Thank you very much for your detailed suggestions on how our work can be improved. We appreciate a lot and will respond to each point separately below.

[Optimality Assumption]

We respectfully would like to disagree with this point. Yes, we agree that the optimality assumption in forward modeling, i.e., in models from the perspective of the researcher, such as ideal observer, ideal actor, and ideal learner, is a very common one in perceptual decision-making, economic decision-making, motor control, and other cognitive tasks. We also fully agree that people are not always optimally tuned to the statistics of the task at hand, or act to only fulfill the instructed task. However, this is precisely the reason why we have developed methods for inverse decision-making to infer under which assumptions the behavior would have been optimal! Without revealing our identity, we have contributed to inverse modeling over the last twenty years precisely to address “real-world scenarios”. Using such methods, we could show that, indeed, human participants can have false beliefs and idiosyncratic subjective costs, which lead to systematic deviations from “optimal” behavior. Thus, the “suboptimality” can be explained in the inverse modeling framework. Therefore, optimality is not a weakness, but allows inferring the subjective parameters of behavior. We agree that the formulation of behavior as being rational needs careful modeling of the possible influences of individual subjects’ behavior, but inverse models in general, and the one we have developed here, make it possible to investigate the reasons for the deviations from “optimality”. We take this comment by the reviewer as motivation to extend the discussion of this point in the revised version of the manuscript and will mention relevant literature on the optimality versus suboptimality debate, e.g. in perceptual decision-making (Rahnev & Denison, 2018).

[Reparameterization Trick]

For all models with continuous responses we are aware of, and for all related work cited in the paper, exponential family or other distributions amenable to the reparameterization trick should work.
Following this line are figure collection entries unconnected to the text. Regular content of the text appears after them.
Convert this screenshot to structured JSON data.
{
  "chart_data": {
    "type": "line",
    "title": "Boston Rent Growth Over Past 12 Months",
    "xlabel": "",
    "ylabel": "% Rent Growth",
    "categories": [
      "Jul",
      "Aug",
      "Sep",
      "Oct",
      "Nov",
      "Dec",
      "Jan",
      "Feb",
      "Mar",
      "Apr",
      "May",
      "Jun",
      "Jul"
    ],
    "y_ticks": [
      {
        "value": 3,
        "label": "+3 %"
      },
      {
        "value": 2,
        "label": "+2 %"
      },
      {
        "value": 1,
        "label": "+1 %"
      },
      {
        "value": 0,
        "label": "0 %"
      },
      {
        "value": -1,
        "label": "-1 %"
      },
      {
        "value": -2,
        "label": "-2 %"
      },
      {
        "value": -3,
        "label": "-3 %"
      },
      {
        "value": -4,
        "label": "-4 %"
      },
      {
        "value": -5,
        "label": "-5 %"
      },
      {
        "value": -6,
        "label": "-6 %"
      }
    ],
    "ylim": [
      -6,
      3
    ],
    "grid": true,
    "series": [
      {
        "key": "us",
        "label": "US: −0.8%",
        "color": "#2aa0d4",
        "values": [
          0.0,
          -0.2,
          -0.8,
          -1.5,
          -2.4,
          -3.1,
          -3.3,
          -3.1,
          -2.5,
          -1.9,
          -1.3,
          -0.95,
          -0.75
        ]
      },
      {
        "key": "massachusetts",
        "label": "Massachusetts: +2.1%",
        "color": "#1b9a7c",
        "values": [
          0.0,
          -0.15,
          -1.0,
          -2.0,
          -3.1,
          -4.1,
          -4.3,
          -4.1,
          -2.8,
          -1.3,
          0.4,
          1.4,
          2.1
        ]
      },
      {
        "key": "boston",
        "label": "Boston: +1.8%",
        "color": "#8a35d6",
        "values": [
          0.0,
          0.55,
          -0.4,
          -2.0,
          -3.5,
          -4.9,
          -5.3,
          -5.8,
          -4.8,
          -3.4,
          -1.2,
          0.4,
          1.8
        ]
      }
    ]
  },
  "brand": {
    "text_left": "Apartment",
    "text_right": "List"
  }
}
In our view, this covers an enormous amount of behavioral experiments in psychology, cognitive science, and neuroscience, including motor control. Thus, the developed methods should be exceedingly useful to the scientific community. If there are relevant models we have missed, it would be great if you could please name examples from the literature. In such cases, recently developed methods for computing gradients of more general probabilistic programs without the reparameterization trick will be useful to compute the gradient of the expected loss (e.g. Lew et al. 2023; https://dl.acm.org/doi/abs/10.1145/3571198).

[Overall presentation & figures]

Thank you for raising the questions about our figures and labels below. We respond to them one by one and will revise our paper accordingly. We have thoroughly revised the figures also with the points raised below.

[[Figure 2A - Posterior Predictive]]

Sorry about the confusion in the legend of Fig. 2A. The shaded area is a posterior predictive distribution over the responses performed by the subject, given their actually observed responses. We will rename it as $p(r_{pred} \mid s, r)$ in the revised version.

[[Figure 2B - Missing label]]

Yes, sorry for omitting the label! This is the marginal distribution of $\sigma_0$. The y-axis will be labeled $p(\sigma_0)$. We will adjust all labels of marginal distributions accordingly.

[[Figure 2C - x-axis labels]]

Thank you, we provided separate labels on the x-axis for the analytical and the NN model, but recognize that this is hard to see. We will separate the two labels “nn” and “analytical” more clearly to avoid confusion.

[[Figure 3B - Asymmetry Parameter]]

Yes, thank you for catching this! And sorry, it should indeed have been $\alpha$ also in the caption.

[[Figures 3B, 3C, 4]]

Thank you. These are good suggestions, which we will use in the revised version.